Today, my husband, son and some family friends moved the ranch’s 100-odd mother cows down the highway to the Weis place – the last job in a string of tasks necessary to finish a cycle begun last April. The calves that these cows bore last spring now, mostly, scatter through the meadows north of the house, weaned three days ago from those mama cows. Since this ranch runs as a yearling operation, those calves will winter on these meadows before being shipped to their summer range next spring, just before green-up.

And as the meadows are now their home, most of the newly-weaned calves graze voraciously, enjoying the still-tender grasses and fresh-flowing river water. But some still trot the fenceline, bawling for their mothers in pitiful, throaty cries that sound eerily like childrens’ cries. For three days, they’ve smelled and heard their mothers in the lots just south of the barn, where they were separated; instinctively, they turn toward their last point of contact in their bawling. They cry for their mothers in the place they last saw them.

I’ve helped with the weaning process more than usual this year, and repeatedly I’ve witnessed this instinct. Last Friday, after moving pairs across the highway, Shawn and I sat for hours watching so that the calves wouldn’t attempt to climb through the fence and cross back, looking for their mamas. The cows themselves were already grazing toward the center of the meadow, moving away from the highway into new pasture. If the calves, instead of crowding the fence to return to the old had just ventured oiut into the new, they would have found their mothers.
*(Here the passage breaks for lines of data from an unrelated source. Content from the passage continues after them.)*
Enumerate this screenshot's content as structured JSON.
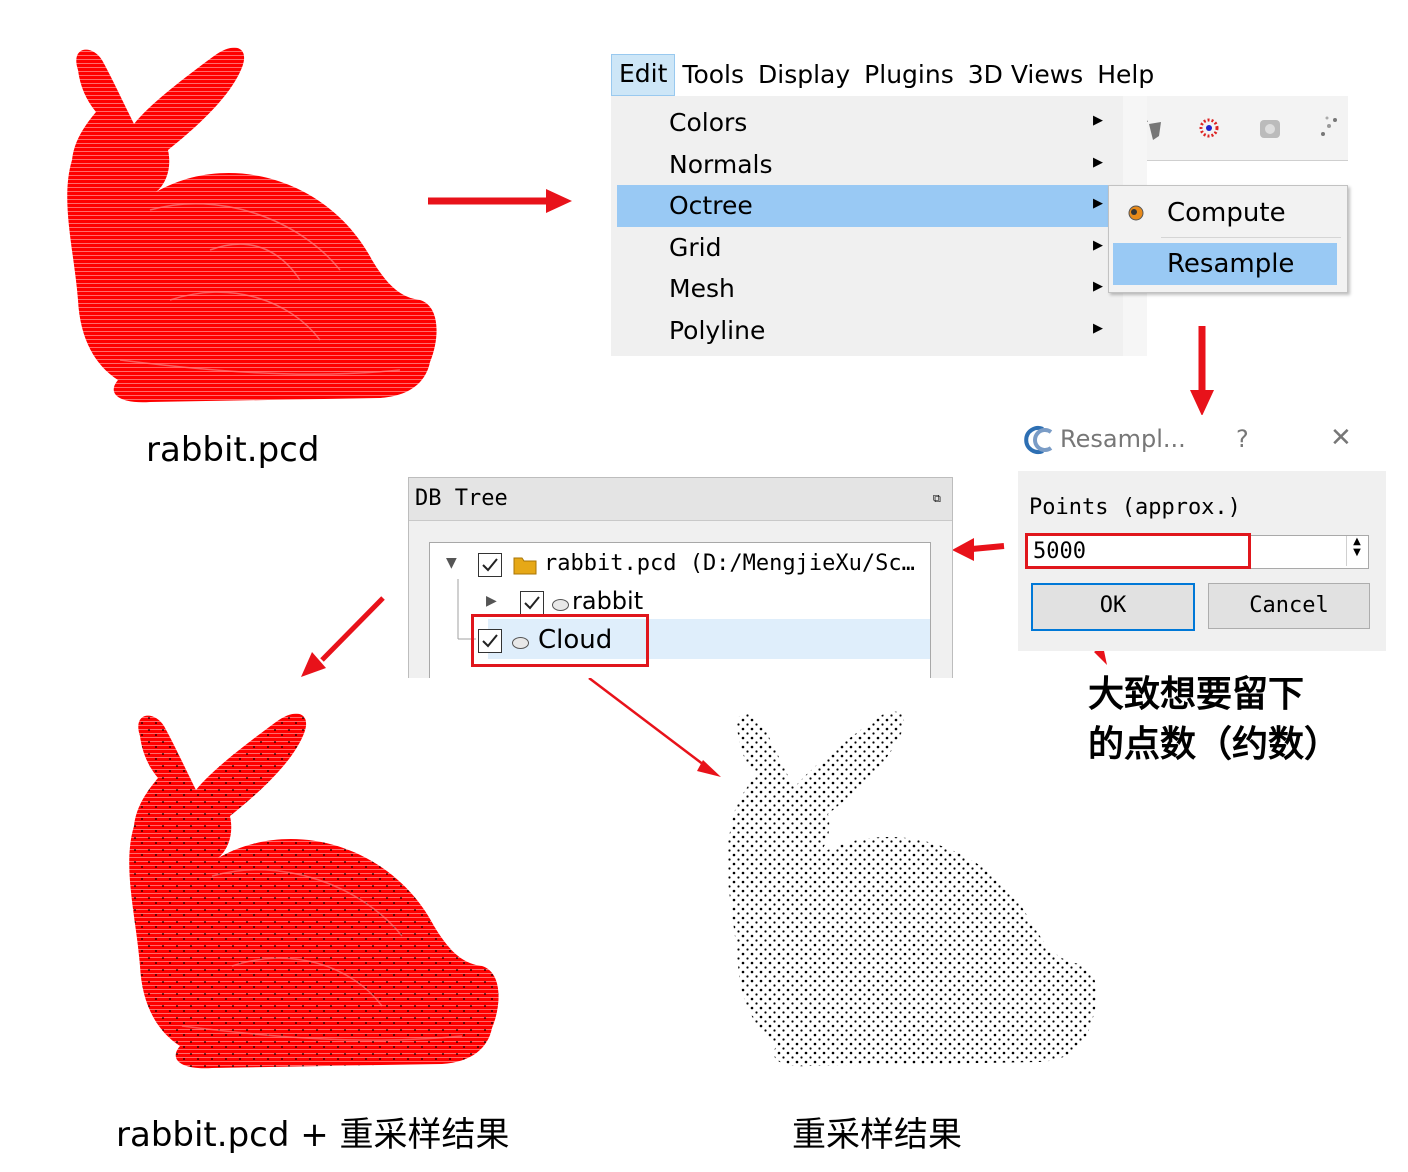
{
  "captions": {
    "original": "rabbit.pcd",
    "combined": "rabbit.pcd + 重采样结果",
    "result": "重采样结果"
  },
  "menubar": {
    "items": [
      "Edit",
      "Tools",
      "Display",
      "Plugins",
      "3D Views",
      "Help"
    ],
    "active": "Edit"
  },
  "edit_menu": {
    "items": [
      "Colors",
      "Normals",
      "Octree",
      "Grid",
      "Mesh",
      "Polyline"
    ],
    "highlighted": "Octree"
  },
  "octree_submenu": {
    "items": [
      "Compute",
      "Resample"
    ],
    "highlighted": "Resample"
  },
  "resample_dialog": {
    "title": "Resampl...",
    "help": "?",
    "close": "✕",
    "points_label": "Points (approx.)",
    "points_value": "5000",
    "ok_label": "OK",
    "cancel_label": "Cancel"
  },
  "annotation": {
    "line1": "大致想要留下",
    "line2": "的点数（约数）"
  },
  "db_tree": {
    "title": "DB Tree",
    "rows": [
      {
        "label": "rabbit.pcd (D:/MengjieXu/Sc…",
        "expanded": true,
        "checked": true
      },
      {
        "label": "rabbit",
        "expanded": false,
        "checked": true
      },
      {
        "label": "Cloud",
        "checked": true,
        "selected": true
      }
    ]
  },
  "colors": {
    "point_cloud_red": "#ff0000",
    "resampled_points": "#000000",
    "arrow": "#e8121a",
    "menu_highlight": "#99c9f4"
  }
}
Equally, the mamas bawled and pushed against the corral lots after we weaned on Wednesday. This time, the confusion of the lot and discomfort of tight udders led to mamas also crying well into the night.

Change hurts. Even though the calves rarely nursed and had mostly weaned themselves. Even though the mothers now carry new calves and must conserve strength to sustain new pregnancies though winter. Even though new, ungrazed pastures wait for both cows and calves . . . still they cry.
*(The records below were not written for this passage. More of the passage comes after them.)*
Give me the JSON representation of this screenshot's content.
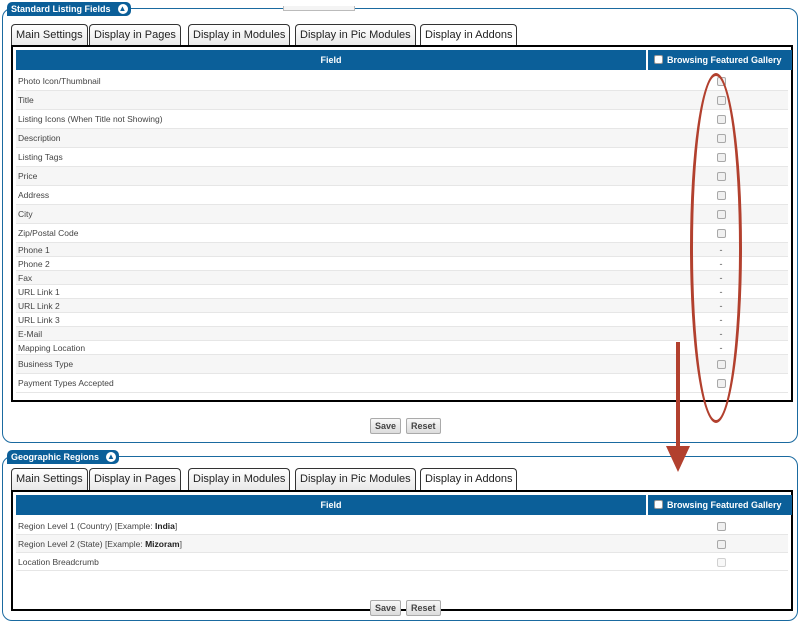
{
  "sections": [
    {
      "title": "Standard Listing Fields",
      "tabs": [
        "Main Settings",
        "Display in Pages",
        "Display in Modules",
        "Display in Pic Modules",
        "Display in Addons"
      ],
      "active_tab": "Display in Addons",
      "header_field": "Field",
      "header_gallery": "Browsing Featured Gallery",
      "rows": [
        {
          "label": "Photo Icon/Thumbnail",
          "cell": "checkbox"
        },
        {
          "label": "Title",
          "cell": "checkbox"
        },
        {
          "label": "Listing Icons (When Title not Showing)",
          "cell": "checkbox"
        },
        {
          "label": "Description",
          "cell": "checkbox"
        },
        {
          "label": "Listing Tags",
          "cell": "checkbox"
        },
        {
          "label": "Price",
          "cell": "checkbox"
        },
        {
          "label": "Address",
          "cell": "checkbox"
        },
        {
          "label": "City",
          "cell": "checkbox"
        },
        {
          "label": "Zip/Postal Code",
          "cell": "checkbox"
        },
        {
          "label": "Phone 1",
          "cell": "-"
        },
        {
          "label": "Phone 2",
          "cell": "-"
        },
        {
          "label": "Fax",
          "cell": "-"
        },
        {
          "label": "URL Link 1",
          "cell": "-"
        },
        {
          "label": "URL Link 2",
          "cell": "-"
        },
        {
          "label": "URL Link 3",
          "cell": "-"
        },
        {
          "label": "E-Mail",
          "cell": "-"
        },
        {
          "label": "Mapping Location",
          "cell": "-"
        },
        {
          "label": "Business Type",
          "cell": "checkbox"
        },
        {
          "label": "Payment Types Accepted",
          "cell": "checkbox"
        }
      ],
      "save_label": "Save",
      "reset_label": "Reset"
    },
    {
      "title": "Geographic Regions",
      "tabs": [
        "Main Settings",
        "Display in Pages",
        "Display in Modules",
        "Display in Pic Modules",
        "Display in Addons"
      ],
      "active_tab": "Display in Addons",
      "header_field": "Field",
      "header_gallery": "Browsing Featured Gallery",
      "rows": [
        {
          "label": "Region Level 1 (Country) [Example: ",
          "bold": "India",
          "suffix": "]",
          "cell": "checkbox"
        },
        {
          "label": "Region Level 2 (State) [Example: ",
          "bold": "Mizoram",
          "suffix": "]",
          "cell": "checkbox"
        },
        {
          "label": "Location Breadcrumb",
          "cell": "checkbox-disabled"
        }
      ],
      "save_label": "Save",
      "reset_label": "Reset"
    }
  ],
  "colors": {
    "header_bg": "#0b5f99",
    "annotation": "#b2402e"
  },
  "icons": {
    "collapse": "chevron-up-icon"
  }
}
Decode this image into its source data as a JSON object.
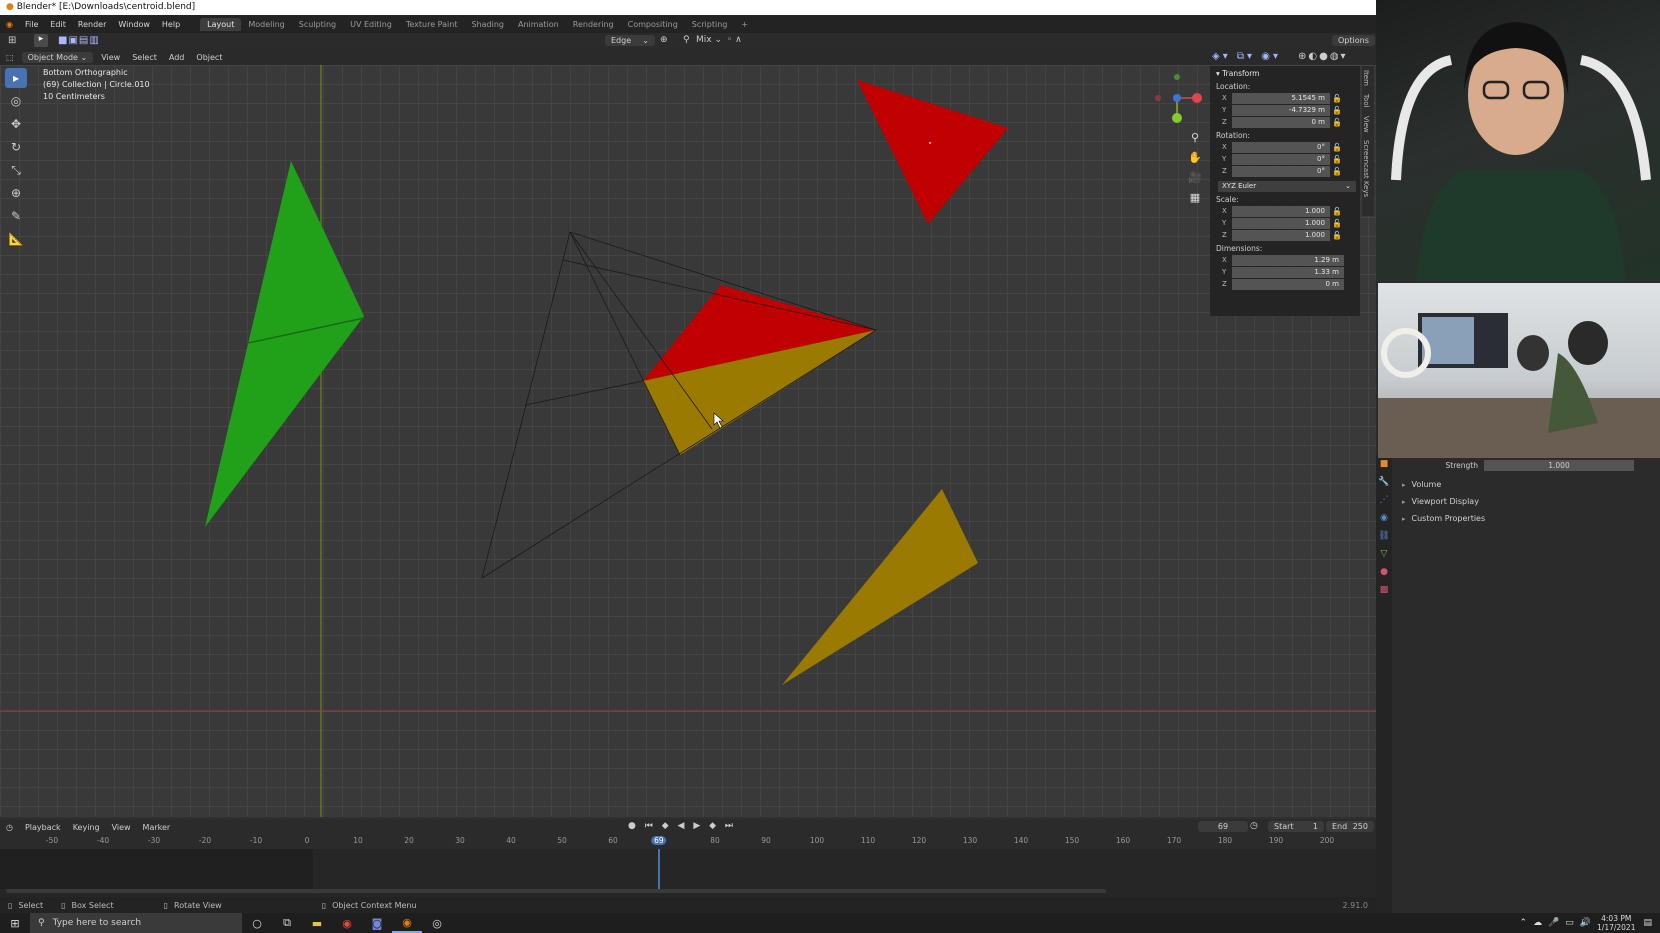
{
  "window": {
    "title": "Blender* [E:\\Downloads\\centroid.blend]"
  },
  "menubar": {
    "items": [
      "File",
      "Edit",
      "Render",
      "Window",
      "Help"
    ],
    "workspaces": [
      "Layout",
      "Modeling",
      "Sculpting",
      "UV Editing",
      "Texture Paint",
      "Shading",
      "Animation",
      "Rendering",
      "Compositing",
      "Scripting"
    ],
    "active_workspace": "Layout",
    "add_tab": "+"
  },
  "tool_header": {
    "snap_target": "Edge",
    "mix_mode": "Mix",
    "options_label": "Options"
  },
  "view_header": {
    "mode": "Object Mode",
    "menus": [
      "View",
      "Select",
      "Add",
      "Object"
    ]
  },
  "viewport": {
    "view_name": "Bottom Orthographic",
    "collection": "(69) Collection | Circle.010",
    "scale": "10 Centimeters",
    "colors": {
      "red": "#c00000",
      "green": "#21a11a",
      "yellow": "#9a7a00",
      "x_axis": "#b03838",
      "y_axis": "#7e8f16"
    }
  },
  "npanel": {
    "title": "Transform",
    "location_label": "Location:",
    "location": {
      "x": "5.1545 m",
      "y": "-4.7329 m",
      "z": "0 m"
    },
    "rotation_label": "Rotation:",
    "rotation": {
      "x": "0°",
      "y": "0°",
      "z": "0°"
    },
    "rotation_mode": "XYZ Euler",
    "scale_label": "Scale:",
    "scale": {
      "x": "1.000",
      "y": "1.000",
      "z": "1.000"
    },
    "dimensions_label": "Dimensions:",
    "dimensions": {
      "x": "1.29 m",
      "y": "1.33 m",
      "z": "0 m"
    },
    "axis_labels": {
      "x": "X",
      "y": "Y",
      "z": "Z"
    },
    "side_tabs": [
      "Item",
      "Tool",
      "View",
      "Screencast Keys"
    ]
  },
  "timeline": {
    "menus": [
      "Playback",
      "Keying",
      "View",
      "Marker"
    ],
    "current_frame": "69",
    "start_label": "Start",
    "start": "1",
    "end_label": "End",
    "end": "250",
    "ticks": [
      "-50",
      "-40",
      "-30",
      "-20",
      "-10",
      "0",
      "10",
      "20",
      "30",
      "40",
      "50",
      "60",
      "69",
      "80",
      "90",
      "100",
      "110",
      "120",
      "130",
      "140",
      "150",
      "160",
      "170",
      "180",
      "190",
      "200"
    ],
    "playhead_frame": 69
  },
  "statusbar": {
    "items": [
      "Select",
      "Box Select",
      "Rotate View",
      "Object Context Menu"
    ],
    "version": "2.91.0"
  },
  "properties": {
    "strength_label": "Strength",
    "strength_value": "1.000",
    "sections": [
      "Volume",
      "Viewport Display",
      "Custom Properties"
    ]
  },
  "taskbar": {
    "search_placeholder": "Type here to search",
    "time": "4:03 PM",
    "date": "1/17/2021"
  }
}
I find myself hurting over change this autumn as well. My oldest daughter turns 21 tomorrow; the past year has been one of her small turnings-away from Shawn and me. Rejecting some of our values for her own. Deciding on paths we would not have chosen for her. Entering into relationships, jobs and life situations that worry us. Making mistakes. Fixing them her own way. Living her life, not ours.

How much I’ve been running the fence this fall: clinging to our past, both to lament its mistakes and mourn its passing. Resorting to behaviors suited to the mother of a child, but not the mother of a woman. Floundering for a new way to relate to this daughter who I know still needs me, but for what, exactly, I’m no longer sure.

But calves who run the fence looking for the past expend a lot of physical energy. Thus, the running results in lower weight at the scale and higher susceptibility to illness. No rancher wants to see calves run the fence for long.

Likewise, how much psychic energy have I burned running the fence? My behaviors don’t exactly look the same, and I certainly haven’t dropped weight. Instead, I’ve engaged – mostly with Shawn – in lengthy, circular conversations full of worry and anger but no real solutions, We’ve both slept fitful nights broken by quiet ruminations, and sometimes tears in the dark. Sadly, outbursts of mis-directed anger have singed my younger children, and conversations that needed my devoted attention have instead only received distracted, short-tempered replies. Real work has been postponed in favor of drawn-out muddling in my anxiety.

As I write, brilliant sun tinges the late-autumn grass gold, and the pungent smell of manure mixes with the dry, crisp barely-there scent of dry leaves. At nearly four p.m., the temperature hovers in the high 50’s, another day in a string of impossibly beautiful days this fall. And yet, the weather forecast tells me that temperatures will plummet beginning tomorrow night, and the skies will snow down winter by Monday. The change will arrive sudden as death.

November presents us with a month of taking stock, settling our accounts, mourning our losses. If we do our soul-work well this month, we hope to know gratitude, peace and joy as the holiday season approaches. Last weekend, we celebrated All Souls Day, el Dia de los Muertos, our chance to remember loved ones who have passed on. In many cultures, this holy day reminds us of what many faiths profess – of what I profess: that there is life after death, and that it is richer and more exquisite than what we can now imagine.

So much of my anxiety at Laura’s emotional weaning stems from not knowing what comes next. If I am not the protector, the provider, the nurturer, the teacher that I’ve been these last 21 years, then who am I? What role will I now play in my daughter’s life?  In all my children’s lives? As much as I am grieving for one daughter’s growing away, I am grieving for the end of a significant period of my adulthood. In what will seem only a heartbeat, even 10-year-old Katie will be moving into her own life.  And yet, even as I grieve, I wonder: could it be that the next stages of our family’s life will be richer, more exquisite than we can imagine?

Calves that “wean well” are calves who find the new grass, put their heads down, and begin grazing. They move into their reality and remain strong. Likewise, my husband tells me the crew had little trouble moving the mother cows today because, after three days in the corral, they were ready to move on. I will not romanticize what is happening here: the calves that now graze the meadow will be sold for slaughter as yearlings; the mother cows, after producing a calf crop for seven to ten years, will also die. That is the business of ranching. But those who “wean well” go on to serve the larger purpose for which they’ve been raised; those who sicken from running the fence feed only the scavengers.

Motherhood gives me purpose; as this role diminishes, I’m not certain what other purpose will take its place. But it’s time to move on, if only to see what’s over the rise. I don’t know for sure what’s ahead, but I’ll hope for work that nurtures and protects  on a new level, for the joy of grandchildren, for adult friendships with all my children. In fulfilling my next purpose in this world, I’ll hope for oxbowed watering holes, cottonwood-shaded glades, and a few last pockets of late autumn sunshine.